My focus right now is on projects with many dependents. I will circle back to tfo-go.

rsc commented 6 months ago

@cespare and @kortschak, I have a pending CL that will re-enable linkname of mapiterkey, mapiterelem, mapiternext, which I see gonum uses.

kortschak commented 6 months ago

@rsc Thank you so much for that. I would love to move off the use that we have, and maybe that will be possible in the future, but at the moment, it is unfortunately not.

rsc commented 6 months ago

@kortschak Completely understood. We just missed gonum's usage when preparing the initial list of users. I am working with a more complete list now.

rsc commented 6 months ago

Reopening for adding the linknames I found in my more complete scan.

rsc commented 6 months ago

I just mailed CLs to catch the linknames in all modules with >= 1000 dependents. I will take a closer look at

https://swtch.com/tmp/linkname1.html https://swtch.com/tmp/linkname100.html https://swtch.com/tmp/linkname200.html https://swtch.com/tmp/linkname500.html

later to see if we should lower the bar or cherry-pick specific ones. (Bazel-gazelle's are probably worth doing, for example.)

gopherbot commented 6 months ago

Change https://go.dev/cl/587216 mentions this issue: runtime: revert "move zeroVal to internal/abi"

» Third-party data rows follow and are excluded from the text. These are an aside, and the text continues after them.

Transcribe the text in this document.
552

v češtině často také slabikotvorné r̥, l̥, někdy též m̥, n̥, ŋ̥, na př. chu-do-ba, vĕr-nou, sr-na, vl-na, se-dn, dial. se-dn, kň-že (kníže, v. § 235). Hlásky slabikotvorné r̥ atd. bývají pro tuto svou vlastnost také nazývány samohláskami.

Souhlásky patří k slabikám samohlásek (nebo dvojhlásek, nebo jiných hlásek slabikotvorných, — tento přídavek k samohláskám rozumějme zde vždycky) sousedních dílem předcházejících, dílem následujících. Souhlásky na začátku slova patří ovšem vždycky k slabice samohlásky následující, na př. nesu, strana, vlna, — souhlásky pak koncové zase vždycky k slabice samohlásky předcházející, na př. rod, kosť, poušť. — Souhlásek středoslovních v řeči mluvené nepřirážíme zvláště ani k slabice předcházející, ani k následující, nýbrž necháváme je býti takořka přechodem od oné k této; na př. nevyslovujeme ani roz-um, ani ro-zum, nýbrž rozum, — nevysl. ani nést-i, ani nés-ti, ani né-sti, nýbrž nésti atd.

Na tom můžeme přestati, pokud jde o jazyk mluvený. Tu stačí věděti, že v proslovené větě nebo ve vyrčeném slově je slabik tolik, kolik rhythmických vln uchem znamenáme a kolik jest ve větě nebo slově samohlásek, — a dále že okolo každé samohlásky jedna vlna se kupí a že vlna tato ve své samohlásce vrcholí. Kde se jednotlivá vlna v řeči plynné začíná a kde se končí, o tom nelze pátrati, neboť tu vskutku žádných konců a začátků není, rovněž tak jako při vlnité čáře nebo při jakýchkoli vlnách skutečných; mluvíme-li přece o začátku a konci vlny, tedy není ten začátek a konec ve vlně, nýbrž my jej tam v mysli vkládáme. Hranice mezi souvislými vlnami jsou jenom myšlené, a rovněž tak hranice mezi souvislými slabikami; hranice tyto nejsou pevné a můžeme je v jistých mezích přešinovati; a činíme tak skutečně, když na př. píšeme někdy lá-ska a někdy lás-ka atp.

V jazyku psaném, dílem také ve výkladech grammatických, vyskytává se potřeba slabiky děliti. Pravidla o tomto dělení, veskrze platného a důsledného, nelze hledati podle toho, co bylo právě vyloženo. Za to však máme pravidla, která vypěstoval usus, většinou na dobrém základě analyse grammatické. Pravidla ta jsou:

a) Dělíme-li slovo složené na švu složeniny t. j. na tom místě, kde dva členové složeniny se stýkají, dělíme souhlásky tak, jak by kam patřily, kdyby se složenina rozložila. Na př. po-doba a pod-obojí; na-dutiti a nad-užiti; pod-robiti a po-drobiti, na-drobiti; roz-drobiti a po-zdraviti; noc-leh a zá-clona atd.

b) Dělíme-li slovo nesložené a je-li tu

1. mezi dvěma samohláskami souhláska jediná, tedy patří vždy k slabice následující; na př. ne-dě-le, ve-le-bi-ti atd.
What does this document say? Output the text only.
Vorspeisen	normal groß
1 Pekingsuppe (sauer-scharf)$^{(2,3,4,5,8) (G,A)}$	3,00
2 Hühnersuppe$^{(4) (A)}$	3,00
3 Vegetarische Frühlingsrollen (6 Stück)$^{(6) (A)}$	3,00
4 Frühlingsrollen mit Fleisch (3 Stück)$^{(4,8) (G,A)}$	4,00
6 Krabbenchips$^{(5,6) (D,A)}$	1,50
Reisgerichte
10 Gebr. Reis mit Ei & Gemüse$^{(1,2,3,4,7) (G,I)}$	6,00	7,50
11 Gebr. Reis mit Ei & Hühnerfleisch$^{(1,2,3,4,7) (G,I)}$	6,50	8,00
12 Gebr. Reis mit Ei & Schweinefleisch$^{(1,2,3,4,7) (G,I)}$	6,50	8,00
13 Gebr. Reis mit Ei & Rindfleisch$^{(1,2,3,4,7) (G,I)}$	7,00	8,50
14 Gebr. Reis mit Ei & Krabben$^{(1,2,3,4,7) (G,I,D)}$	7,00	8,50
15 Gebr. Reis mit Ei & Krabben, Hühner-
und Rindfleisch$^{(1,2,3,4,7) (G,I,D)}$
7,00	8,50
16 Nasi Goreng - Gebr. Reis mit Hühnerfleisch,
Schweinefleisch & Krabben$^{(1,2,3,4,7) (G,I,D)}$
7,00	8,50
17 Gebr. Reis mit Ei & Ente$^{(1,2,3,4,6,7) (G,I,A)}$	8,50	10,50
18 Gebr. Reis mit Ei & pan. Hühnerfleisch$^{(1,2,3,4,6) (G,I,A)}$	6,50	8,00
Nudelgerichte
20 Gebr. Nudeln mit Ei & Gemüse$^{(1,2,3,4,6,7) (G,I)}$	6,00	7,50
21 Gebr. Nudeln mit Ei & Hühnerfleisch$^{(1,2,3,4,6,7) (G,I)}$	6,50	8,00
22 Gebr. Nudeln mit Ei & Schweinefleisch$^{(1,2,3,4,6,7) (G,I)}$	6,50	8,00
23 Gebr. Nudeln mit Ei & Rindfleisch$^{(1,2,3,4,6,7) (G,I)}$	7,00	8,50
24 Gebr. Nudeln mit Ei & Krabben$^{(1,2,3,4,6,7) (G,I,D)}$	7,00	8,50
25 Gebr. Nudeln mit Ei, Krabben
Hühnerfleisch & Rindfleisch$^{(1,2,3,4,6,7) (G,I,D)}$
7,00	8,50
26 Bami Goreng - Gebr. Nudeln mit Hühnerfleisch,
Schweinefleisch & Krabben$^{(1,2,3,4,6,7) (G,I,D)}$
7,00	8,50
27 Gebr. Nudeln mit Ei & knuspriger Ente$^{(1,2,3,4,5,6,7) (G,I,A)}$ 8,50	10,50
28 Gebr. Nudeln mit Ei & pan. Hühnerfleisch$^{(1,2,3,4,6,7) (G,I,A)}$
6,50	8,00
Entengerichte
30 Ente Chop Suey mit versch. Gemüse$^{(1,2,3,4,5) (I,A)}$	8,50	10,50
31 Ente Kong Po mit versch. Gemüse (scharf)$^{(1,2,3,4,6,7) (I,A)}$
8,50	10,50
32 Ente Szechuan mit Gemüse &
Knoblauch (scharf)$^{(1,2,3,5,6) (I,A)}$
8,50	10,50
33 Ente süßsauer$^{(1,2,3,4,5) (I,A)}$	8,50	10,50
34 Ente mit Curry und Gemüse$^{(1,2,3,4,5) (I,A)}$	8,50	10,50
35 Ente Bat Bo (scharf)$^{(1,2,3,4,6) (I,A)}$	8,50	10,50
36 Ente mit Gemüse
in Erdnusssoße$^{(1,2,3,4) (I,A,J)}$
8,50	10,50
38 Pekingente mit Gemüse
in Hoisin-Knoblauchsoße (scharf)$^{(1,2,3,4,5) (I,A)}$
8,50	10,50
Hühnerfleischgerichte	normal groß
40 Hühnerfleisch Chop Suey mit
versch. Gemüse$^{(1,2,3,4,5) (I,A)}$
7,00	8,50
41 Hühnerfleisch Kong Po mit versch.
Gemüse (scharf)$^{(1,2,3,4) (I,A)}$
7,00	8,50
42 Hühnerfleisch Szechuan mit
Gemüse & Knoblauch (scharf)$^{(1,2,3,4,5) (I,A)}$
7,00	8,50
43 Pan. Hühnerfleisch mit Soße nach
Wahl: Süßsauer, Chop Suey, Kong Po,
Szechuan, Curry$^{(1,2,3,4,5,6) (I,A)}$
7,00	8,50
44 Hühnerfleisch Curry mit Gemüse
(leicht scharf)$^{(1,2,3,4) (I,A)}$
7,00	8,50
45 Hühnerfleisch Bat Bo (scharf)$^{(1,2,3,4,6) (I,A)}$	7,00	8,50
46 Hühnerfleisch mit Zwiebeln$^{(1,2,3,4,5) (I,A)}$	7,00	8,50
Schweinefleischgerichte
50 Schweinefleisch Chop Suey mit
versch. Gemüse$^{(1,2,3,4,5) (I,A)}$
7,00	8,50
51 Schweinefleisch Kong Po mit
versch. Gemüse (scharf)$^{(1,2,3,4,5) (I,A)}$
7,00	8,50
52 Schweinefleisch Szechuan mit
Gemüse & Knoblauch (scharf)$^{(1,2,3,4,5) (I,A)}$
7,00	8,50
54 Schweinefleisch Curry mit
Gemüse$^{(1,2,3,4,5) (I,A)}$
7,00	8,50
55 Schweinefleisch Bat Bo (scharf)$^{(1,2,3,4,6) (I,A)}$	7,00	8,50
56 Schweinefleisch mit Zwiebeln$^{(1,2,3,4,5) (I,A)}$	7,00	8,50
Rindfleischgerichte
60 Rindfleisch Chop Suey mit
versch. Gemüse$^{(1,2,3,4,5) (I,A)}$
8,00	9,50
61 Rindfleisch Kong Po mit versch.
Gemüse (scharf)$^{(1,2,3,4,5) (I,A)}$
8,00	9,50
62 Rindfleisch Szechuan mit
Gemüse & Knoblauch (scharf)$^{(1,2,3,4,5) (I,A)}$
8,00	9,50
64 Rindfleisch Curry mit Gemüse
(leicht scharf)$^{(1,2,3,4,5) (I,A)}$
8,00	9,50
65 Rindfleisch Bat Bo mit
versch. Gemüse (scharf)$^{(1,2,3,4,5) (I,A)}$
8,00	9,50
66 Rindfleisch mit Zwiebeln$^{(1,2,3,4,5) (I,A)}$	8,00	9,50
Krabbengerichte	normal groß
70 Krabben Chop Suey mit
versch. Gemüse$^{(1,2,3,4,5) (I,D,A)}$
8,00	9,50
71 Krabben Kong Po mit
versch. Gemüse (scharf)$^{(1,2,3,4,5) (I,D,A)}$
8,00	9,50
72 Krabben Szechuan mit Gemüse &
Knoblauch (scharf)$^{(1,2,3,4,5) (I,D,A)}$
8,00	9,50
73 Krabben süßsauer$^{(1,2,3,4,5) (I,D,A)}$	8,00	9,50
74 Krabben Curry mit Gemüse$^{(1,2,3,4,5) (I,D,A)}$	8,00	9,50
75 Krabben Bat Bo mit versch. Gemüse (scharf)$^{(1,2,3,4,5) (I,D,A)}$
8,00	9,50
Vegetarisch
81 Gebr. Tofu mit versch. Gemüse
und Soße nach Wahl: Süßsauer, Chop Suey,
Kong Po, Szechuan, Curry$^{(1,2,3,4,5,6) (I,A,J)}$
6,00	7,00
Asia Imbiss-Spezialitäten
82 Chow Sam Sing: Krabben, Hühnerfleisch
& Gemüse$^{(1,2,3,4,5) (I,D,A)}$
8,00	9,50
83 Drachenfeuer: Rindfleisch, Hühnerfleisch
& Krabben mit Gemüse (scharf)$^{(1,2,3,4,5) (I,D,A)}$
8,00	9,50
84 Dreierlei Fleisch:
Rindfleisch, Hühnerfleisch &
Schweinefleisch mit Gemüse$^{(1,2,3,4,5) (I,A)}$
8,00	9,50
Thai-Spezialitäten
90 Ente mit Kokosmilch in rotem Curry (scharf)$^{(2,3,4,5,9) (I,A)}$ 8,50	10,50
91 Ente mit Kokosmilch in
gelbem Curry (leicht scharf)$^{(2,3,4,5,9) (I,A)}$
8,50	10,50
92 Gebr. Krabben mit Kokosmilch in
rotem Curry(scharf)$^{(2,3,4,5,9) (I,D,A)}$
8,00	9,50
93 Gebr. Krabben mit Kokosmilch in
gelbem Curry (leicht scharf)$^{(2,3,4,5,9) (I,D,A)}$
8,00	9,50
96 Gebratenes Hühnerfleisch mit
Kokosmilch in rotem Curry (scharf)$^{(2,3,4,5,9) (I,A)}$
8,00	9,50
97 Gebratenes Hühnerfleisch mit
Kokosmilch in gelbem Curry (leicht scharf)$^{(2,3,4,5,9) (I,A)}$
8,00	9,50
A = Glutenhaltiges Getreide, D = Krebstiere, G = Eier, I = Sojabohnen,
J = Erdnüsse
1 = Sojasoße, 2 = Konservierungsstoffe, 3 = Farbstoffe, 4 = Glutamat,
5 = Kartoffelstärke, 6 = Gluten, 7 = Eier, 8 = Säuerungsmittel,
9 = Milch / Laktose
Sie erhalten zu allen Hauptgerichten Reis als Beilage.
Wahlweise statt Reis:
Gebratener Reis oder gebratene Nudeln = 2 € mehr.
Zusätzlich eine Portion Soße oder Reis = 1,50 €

gopherbot commented 6 months ago

Change https://go.dev/cl/587218 mentions this issue: all: document legacy //go:linkname for modules with ≥20,000 dependents

gopherbot commented 6 months ago

Change https://go.dev/cl/587219 mentions this issue: all: document legacy //go:linkname for modules with ≥10,000 dependents

gopherbot commented 6 months ago

Change https://go.dev/cl/587217 mentions this issue: all: document legacy //go:linkname for modules with ≥50,000 dependents

gopherbot commented 6 months ago

Change https://go.dev/cl/587220 mentions this issue: all: document legacy //go:linkname for modules with ≥5,000 dependents

gopherbot commented 6 months ago

Change https://go.dev/cl/587215 mentions this issue: all: document legacy //go:linkname for modules with ≥100,000 dependents

gopherbot commented 6 months ago

Change https://go.dev/cl/587222 mentions this issue: all: document legacy //go:linkname for modules with ≥1,000 dependents

gopherbot commented 6 months ago

Change https://go.dev/cl/587221 mentions this issue: all: document legacy //go:linkname for modules with ≥2,000 dependents

thaJeztah commented 6 months ago

@rsc as you're making your way through the list, but not sure if it shows up in "volumes" w.r.t. Go dependent; looks like this broke OCI runc; more details / discussion here;

cc @lifubang @kolyshkin

anthonywong1221 commented 6 months ago

Although I don't believe using //go:linkname is a good practice, labeling widely-used libraries as 'members of the hall of shame' is childish and not a constructive way to address this issue.